We are also of opinion that the court below did not err in sustaining the demurrer to the first defense. The corporation, whose stock the defendant purchased, was a life insurance company chartered by the legislature of this State. By its charter it is provided that it "shall have a working capital to an amount not exceeding one hundred thousand dollars, divided into shares of one hundred dollars each at their par value, with power to increase the same to an amount not exceeding two hundred and fifty thousand dollars, and may commence business under this charter when fifty thousand dollars shall have been subscribed for and paid in to said working capital, which shall be in lieu of a reserve;" and further that "the shareholders shall not be personally liable, except for the amount of working capital subscribed for by them, but shall be liable for the full amount subscribed, if necessary to pay any valid claims against said corporation." 10 Special Laws, 616, 617.
Upon the facts alleged in the answer, the defendant became the owner of one hundred shares of the par value of $10,000, and by the issue of it to him he became as much obligated to pay its full par value when properly called upon to do so, as if he had been an original subscriber for it. The complaint states a good cause of action upon this obligation, and the defense to it is, in effect, that the defendant is not further liable on his obligation because the corporation agreed with him, in consideration of his purchase of the stock, that he should not be liable for more than sixty-five per cent of its face value. In other words, the defense is, in effect, that the corporation released and discharged him from his liability to pay the full *Page 485 par value. This defense cannot avail him upon the facts as they appear of record. His purchase of the shares in question from the company, it not being alleged that they were ever issued before, was equivalent to an original subscription for them.

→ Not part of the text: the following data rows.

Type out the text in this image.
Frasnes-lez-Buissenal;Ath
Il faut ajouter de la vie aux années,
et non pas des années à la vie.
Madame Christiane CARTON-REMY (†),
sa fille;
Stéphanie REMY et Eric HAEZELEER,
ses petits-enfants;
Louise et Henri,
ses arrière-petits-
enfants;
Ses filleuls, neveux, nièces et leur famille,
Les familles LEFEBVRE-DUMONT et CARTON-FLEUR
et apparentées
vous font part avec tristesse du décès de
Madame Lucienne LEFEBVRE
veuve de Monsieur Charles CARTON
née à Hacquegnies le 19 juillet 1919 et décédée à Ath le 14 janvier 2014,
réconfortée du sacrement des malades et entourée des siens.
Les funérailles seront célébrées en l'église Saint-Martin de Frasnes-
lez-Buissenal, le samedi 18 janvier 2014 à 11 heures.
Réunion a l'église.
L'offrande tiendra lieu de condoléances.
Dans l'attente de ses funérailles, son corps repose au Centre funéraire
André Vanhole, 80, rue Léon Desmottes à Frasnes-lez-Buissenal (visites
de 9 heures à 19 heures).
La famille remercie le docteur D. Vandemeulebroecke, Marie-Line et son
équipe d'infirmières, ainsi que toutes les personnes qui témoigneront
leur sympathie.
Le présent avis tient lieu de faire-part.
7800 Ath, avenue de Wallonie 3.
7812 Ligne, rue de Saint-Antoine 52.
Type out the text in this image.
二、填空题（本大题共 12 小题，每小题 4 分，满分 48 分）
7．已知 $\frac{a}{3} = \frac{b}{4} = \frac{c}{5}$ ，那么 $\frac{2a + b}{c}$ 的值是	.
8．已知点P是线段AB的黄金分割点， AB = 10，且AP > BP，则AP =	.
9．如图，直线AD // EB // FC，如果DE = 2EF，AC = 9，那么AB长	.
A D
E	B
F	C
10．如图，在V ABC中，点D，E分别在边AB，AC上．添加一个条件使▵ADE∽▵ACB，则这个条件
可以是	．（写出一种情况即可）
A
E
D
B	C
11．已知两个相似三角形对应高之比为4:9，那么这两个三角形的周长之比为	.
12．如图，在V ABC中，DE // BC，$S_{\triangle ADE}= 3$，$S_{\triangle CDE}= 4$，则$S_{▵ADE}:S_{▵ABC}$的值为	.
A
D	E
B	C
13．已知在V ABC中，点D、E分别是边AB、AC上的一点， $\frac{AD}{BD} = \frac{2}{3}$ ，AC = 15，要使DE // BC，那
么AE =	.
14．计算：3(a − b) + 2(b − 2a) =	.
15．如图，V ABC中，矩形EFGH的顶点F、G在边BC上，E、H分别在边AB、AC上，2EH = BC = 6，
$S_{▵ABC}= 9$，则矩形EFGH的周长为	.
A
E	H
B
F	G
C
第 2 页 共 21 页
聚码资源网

The capital of this company was of a peculiar kind. It was, by the terms of its charter, to be in lieu of the re-insurance reserve which life insurance companies are ordinarily required to maintain. Such a reserve is a fund which must equal in amount at all times the aggregate policy liabilities at their then present value. It is created to secure those liabilities, and is from that circumstance impressed in a certain sense with an equity in favor of the holders of the policies. The charter of the Connecticut Indemnity Association fixed its capital stock, which occupied the place of such a re-insurance reserve, at a specified amount, to be divided into shares of $100 each at their par value. The amount thus arbitrarily fixed was not subject to change as the amount of policy liabilities might vary from time to time; and therefore it was the more necessary that this amount should always be preserved intact and unimpaired. Any contract by the company to issue shares at less than par was consequently ultra vires. The defendant, by taking the shares in question, became, under his contract of membership, liable to pay $100 for each of them. The condition that less was to be accepted, being ultra vires, was void. CentralTransp. Co. v. Pullman's Palace Car Co., 139 U.S. 24.
We have no occasion to determine whether an ordinary moneyed corporation could make such a contract. See 1 Cook on Stock Stockh. (3d ed.) §§ 166-170; 2 Thomp. on Pri. Corp. §§ 1511-1514.
The company which the receiver represented could therefore have maintained this action, and the plaintiff has the same right.
There is no error.
In this opinion the other judges concurred.